Diffondiamo da leviedellasia.corriere.it del 14 marzo 2016 la recensione di Marco Del Corona al nuovo libro di Vittorio Volpi sul Giappone
Le prospettive ingannano. È vero che oggi la superpotenza asiatica che ha scardinato gli equilibri globali è la Cina, ma l’Estremo Oriente non si è ridotto a un duetto Pechino-Washington. C’è il Giappone. Che ha vissuto tempi di maggior gloria, ma che non è mai davvero scomparso. È pur sempre la terza economia mondiale e, forse, sta riacquistando il vigore perduto.
Il rinascimento nipponico, o quantomeno le sue premesse, stanno nella sua storia, affermano coloro che scommettono su Tokyo. Vittorio Volpi è uno di questi. Studioso, banchiere, docente, a lungo collaboratore anche del «Corriere» dal Giappone dove ha vissuto per trent’anni, Volpi è convinto che occorra guardare indietro per convincersi che le lost decades, i decenni perduti seguiti allo scoppio della bolla di fine anni Ottanta (lo choc che coincise, con prepotente forza simbolica, con la morte dell’imperatore Hirohito nel 1989) sono forse una stagione conclusa.
In «Giappone delle meraviglie. Miracoli del passato, sfide del futuro» (prefazione di Franco Mazzei, Università Bocconi Editore) Volpi osserva come la straordinaria ascesa postbellica dell’arcipelago sia il frutto di due aperture al mondo: quella tra Ottocento e Novecento che obbligò l’Occidente ad accorgersi dell’esistenza di un attore nuovo; quella dalle ceneri della sconfitta del 1945, un risollevarsi favorito dall’amministrazione americana (che l’autore definisce lungimirante), dalla resilienza e dal coraggio della popolazione.
Qui, in un dato più culturale che economico, sta il nocciolo delle convinzioni di Volpi. La forza del Giappone è nella sua gente, come ha dimostrato anche la reazione alla triplice catastrofe del 2011 (terremoto, tsunami, disastro nucleare di Fukushima).
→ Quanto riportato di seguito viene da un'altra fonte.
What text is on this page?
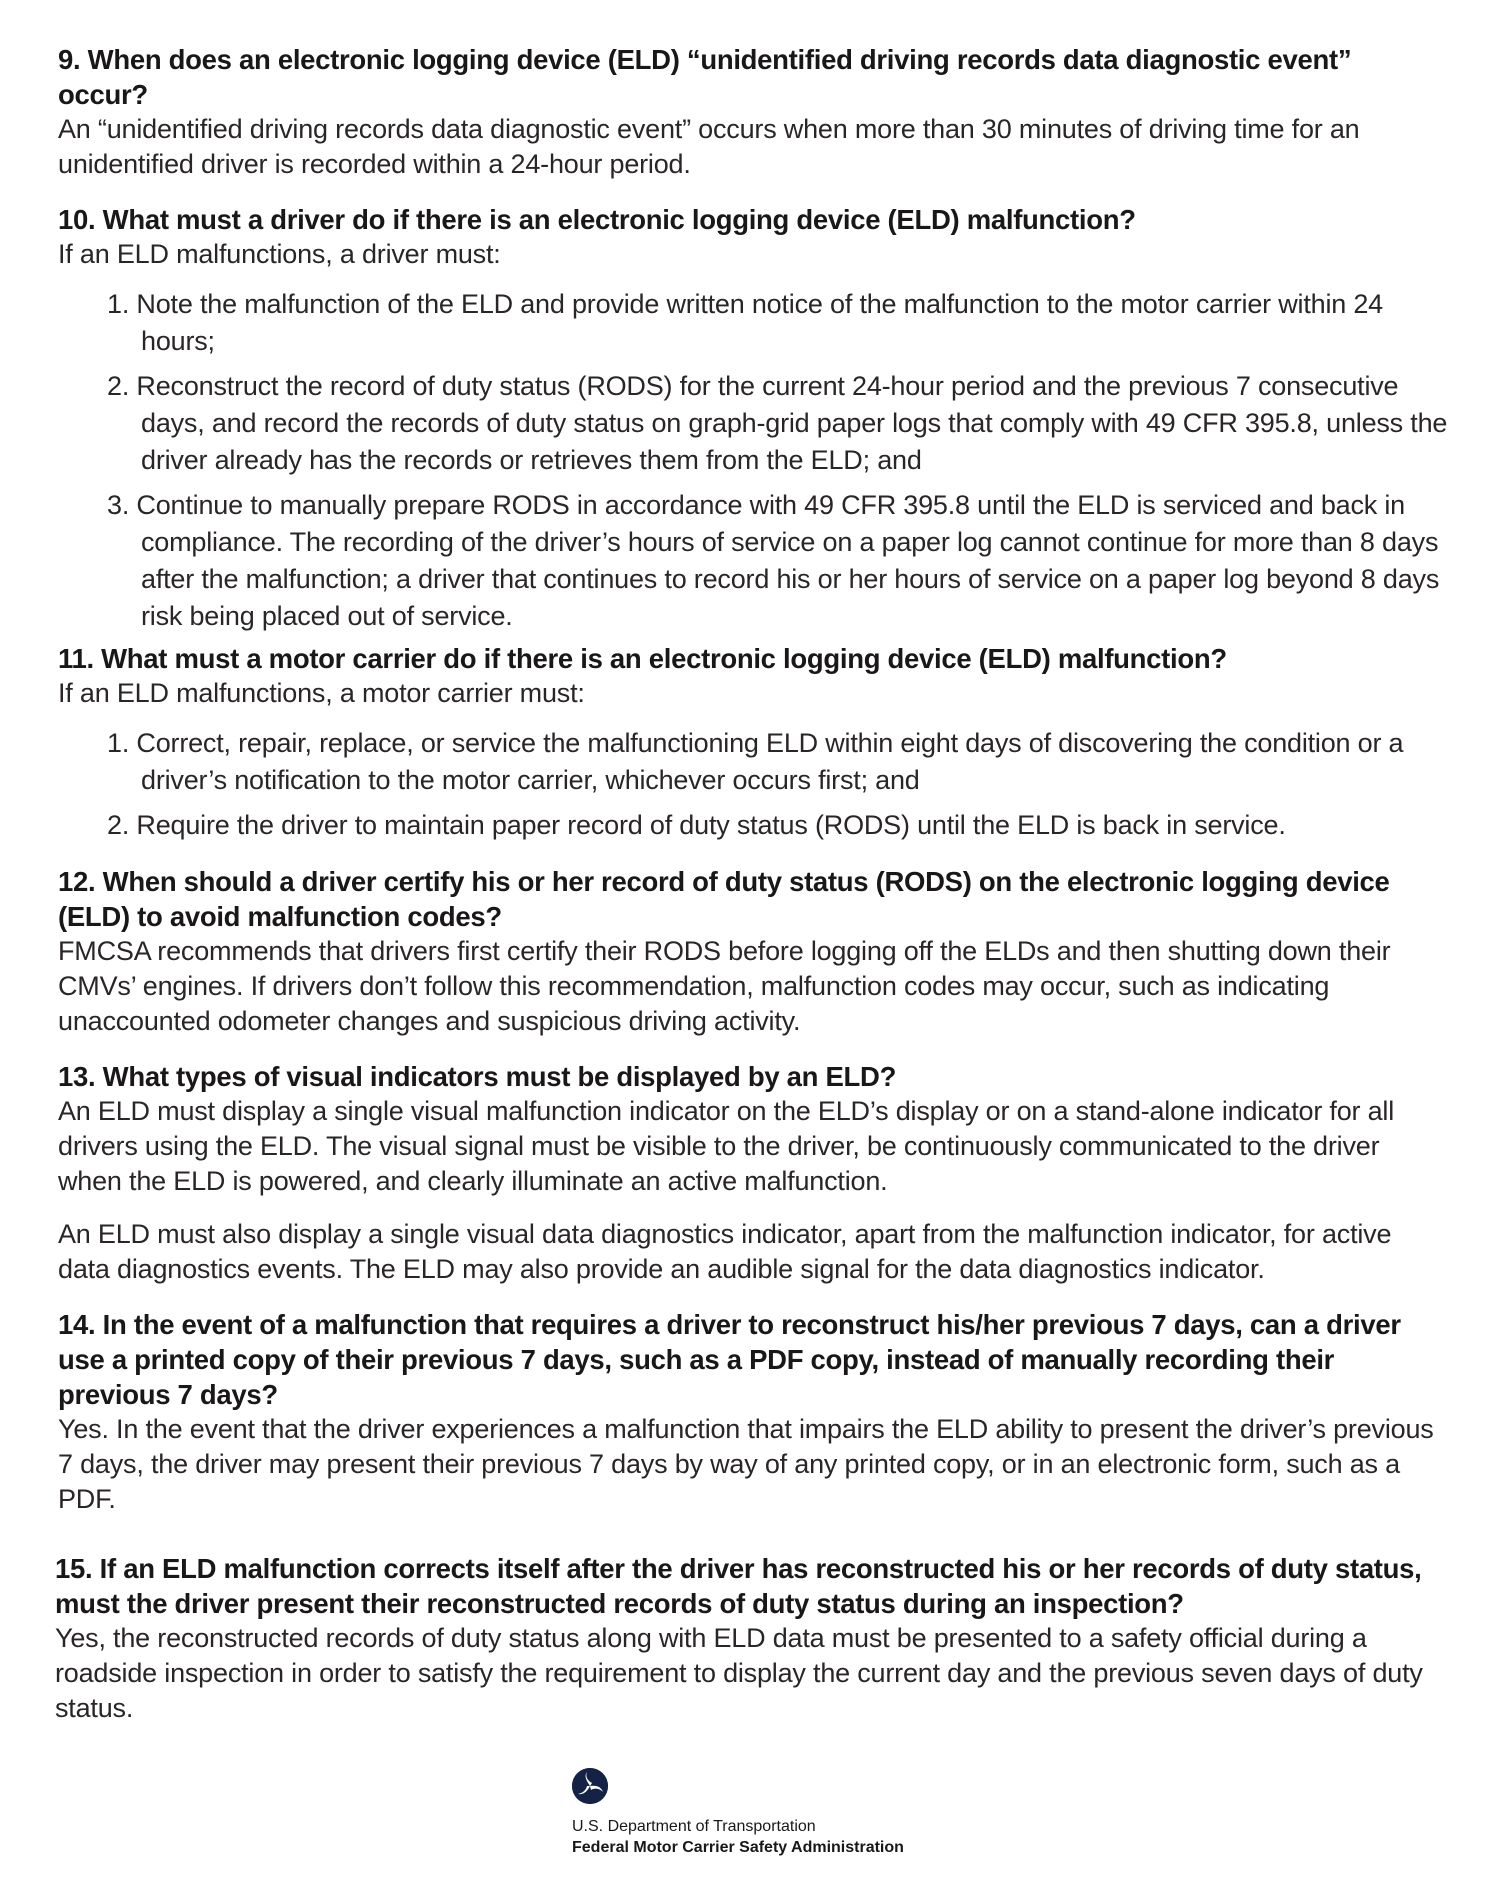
9. When does an electronic logging device (ELD) “unidentified driving records data diagnostic event” occur?

An “unidentified driving records data diagnostic event” occurs when more than 30 minutes of driving time for an unidentified driver is recorded within a 24-hour period.

10. What must a driver do if there is an electronic logging device (ELD) malfunction?

If an ELD malfunctions, a driver must:

1. Note the malfunction of the ELD and provide written notice of the malfunction to the motor carrier within 24 hours;
2. Reconstruct the record of duty status (RODS) for the current 24-hour period and the previous 7 consecutive days, and record the records of duty status on graph-grid paper logs that comply with 49 CFR 395.8, unless the driver already has the records or retrieves them from the ELD; and
3. Continue to manually prepare RODS in accordance with 49 CFR 395.8 until the ELD is serviced and back in compliance. The recording of the driver’s hours of service on a paper log cannot continue for more than 8 days after the malfunction; a driver that continues to record his or her hours of service on a paper log beyond 8 days risk being placed out of service.

11. What must a motor carrier do if there is an electronic logging device (ELD) malfunction?

If an ELD malfunctions, a motor carrier must:

1. Correct, repair, replace, or service the malfunctioning ELD within eight days of discovering the condition or a driver’s notification to the motor carrier, whichever occurs first; and
2. Require the driver to maintain paper record of duty status (RODS) until the ELD is back in service.

12. When should a driver certify his or her record of duty status (RODS) on the electronic logging device (ELD) to avoid malfunction codes?

FMCSA recommends that drivers first certify their RODS before logging off the ELDs and then shutting down their CMVs’ engines. If drivers don’t follow this recommendation, malfunction codes may occur, such as indicating unaccounted odometer changes and suspicious driving activity.

13. What types of visual indicators must be displayed by an ELD?

An ELD must display a single visual malfunction indicator on the ELD’s display or on a stand-alone indicator for all drivers using the ELD. The visual signal must be visible to the driver, be continuously communicated to the driver when the ELD is powered, and clearly illuminate an active malfunction.

An ELD must also display a single visual data diagnostics indicator, apart from the malfunction indicator, for active data diagnostics events. The ELD may also provide an audible signal for the data diagnostics indicator.

14. In the event of a malfunction that requires a driver to reconstruct his/her previous 7 days, can a driver use a printed copy of their previous 7 days, such as a PDF copy, instead of manually recording their previous 7 days?

Yes. In the event that the driver experiences a malfunction that impairs the ELD ability to present the driver’s previous 7 days, the driver may present their previous 7 days by way of any printed copy, or in an electronic form, such as a PDF.

15. If an ELD malfunction corrects itself after the driver has reconstructed his or her records of duty status, must the driver present their reconstructed records of duty status during an inspection?

Yes, the reconstructed records of duty status along with ELD data must be presented to a safety official during a roadside inspection in order to satisfy the requirement to display the current day and the previous seven days of duty status.

U.S. Department of Transportation
Federal Motor Carrier Safety Administration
E se Tokyo, arrivata a un passo dal superare gli Usa come prima economia del mondo, è poi scivolata fuori strada è stato per aver tradito se stessa. Nel momento del picco — scrive Volpi — si manifestava l’arroganza, alimentata dal successo travolgente, forse accompagnata da «una profonda crisi di valori», dalla «messa in discussione del modello tradizionale di famiglia» e dalla «crisi del sistema educativo»: tutti fattori che hanno fatto trovare il Giappone disarmato di fronte alla globalizzazione e hanno trasformato la possibile «terza apertura» in un’occasione mancata.
Ora tocca a Shinzo Abe. E occorre confidare nell’efficacia delle ricette politiche ed economiche del premier, le «tre frecce» della Abenomics: l’«audace politica monetaria espansiva»; una «politica fiscale flessibile»; e l’«ancòra attesa» offensiva sul fronte delle riforme strutturali. Non sarà facile, perché al Giappone — qui Volpi cita lo yamatologo Franco Mazzei — «manca un establishment paragonabile al celebre triangolo di ferro costituito da burocrazia, business community e leadership liberaldemocratica che guidò in maniera ferma e illuminata il Paese durante la guerra fredda». Occorre svecchiare pratiche e attitudini culturali e puntare sulla «quarta freccia», liberando «l’enorme potenziale del settore privato». Il cimento sta nell’andare avanti senza dissipare il benessere raggiunto e, nonostante tutto, mantenuto. Sostenibilità sociale ed economica. Se il Giappone ce la facesse, sarebbe un bene (va da sé) non solo per Tokyo.